Hi all,
I have a workload which regularly needs to perform operations on adjacent elements in an array and accumulate the result. I would sometimes like to be able to run this parallelised across the whole GPU, sometimes have many copies, each running sequentially within a single GPU thread, and sometimes run it sequentially on the CPU.
For the parallel option, circshift
does the job (though at the cost of copying the whole array). This copy requires a memory allocation, so doesn’t work in the sequential case.
julia> a = CuArray([1,2,3]);
julia> sum(a + circshift(a, -1))
12
For the sequential case, I can use array indices, but getindex
isn’t allowed in the parallel case.
sum(a[i] + a[mod1(i+1, length(a))] for i in eachindex(a))
It looks like ShiftedArrays would be ideal for this. It offers a lazy version of circshift
which doesn’t need to allocate any memory. On the CPU, this is by far the quickest option I’ve found, but it’s not compatible with the GPU.
julia> sum(a + ShiftedArrays.circshift(a, -1))
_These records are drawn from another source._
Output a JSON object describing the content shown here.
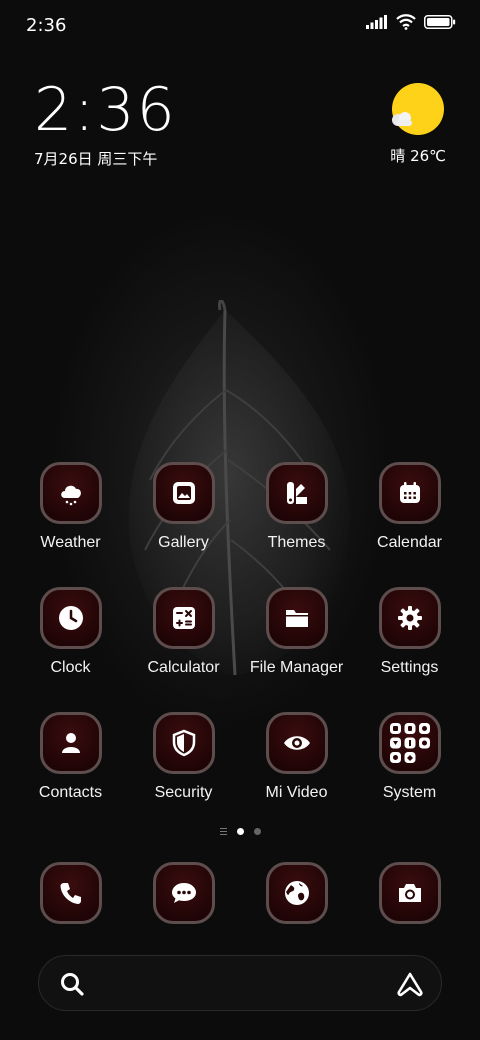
{
  "status_bar": {
    "time": "2:36"
  },
  "clock_widget": {
    "time": "2:36",
    "date": "7月26日 周三下午"
  },
  "weather_widget": {
    "text": "晴 26℃",
    "icon": "sunny-partly-cloudy-icon",
    "sun_color": "#ffd21a"
  },
  "apps": [
    {
      "label": "Weather",
      "icon": "weather-icon"
    },
    {
      "label": "Gallery",
      "icon": "gallery-icon"
    },
    {
      "label": "Themes",
      "icon": "themes-icon"
    },
    {
      "label": "Calendar",
      "icon": "calendar-icon"
    },
    {
      "label": "Clock",
      "icon": "clock-icon"
    },
    {
      "label": "Calculator",
      "icon": "calculator-icon"
    },
    {
      "label": "File Manager",
      "icon": "folder-icon"
    },
    {
      "label": "Settings",
      "icon": "gear-icon"
    },
    {
      "label": "Contacts",
      "icon": "contacts-icon"
    },
    {
      "label": "Security",
      "icon": "shield-icon"
    },
    {
      "label": "Mi Video",
      "icon": "eye-icon"
    },
    {
      "label": "System",
      "icon": "folder-grid-icon"
    }
  ],
  "page_indicator": {
    "pages": 2,
    "current": 1
  },
  "dock": [
    {
      "icon": "phone-icon"
    },
    {
      "icon": "messages-icon"
    },
    {
      "icon": "browser-icon"
    },
    {
      "icon": "camera-icon"
    }
  ],
  "search_bar": {
    "icon": "search-icon",
    "assistant_icon": "assistant-icon"
  },
  "colors": {
    "icon_border": "#5e4d4d",
    "icon_fill": "#220506",
    "background": "#0b0b0b"
  }
}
ERROR: GPU compilation of kernel #broadcast_kernel#17(CUDA.CuKernelContext, CuDeviceVector{Int64, 1}, Base.Broadcast.Broadcasted{CUDA.CuArrayStyle{1}, Tuple{Base.OneTo{Int64}}, typeof(+), Tuple{Base.Broadcast.Extruded{CuDeviceVector{Int64, 1}, Tuple{Bool}, Tuple{Int64}}, Base.Broadcast.Extruded{CircShiftedVector{Int64, CuArray{Int64, 1, CUDA.Mem.DeviceBuffer}}, Tuple{Bool}, Tuple{Int64}}}}, Int64) failed
KernelError: passing and using non-bitstype argument
Obviously I can have multiple options and use whichever one is appropriate, but I’d like to have a single implementation if possible. Is there an obvious way to do this?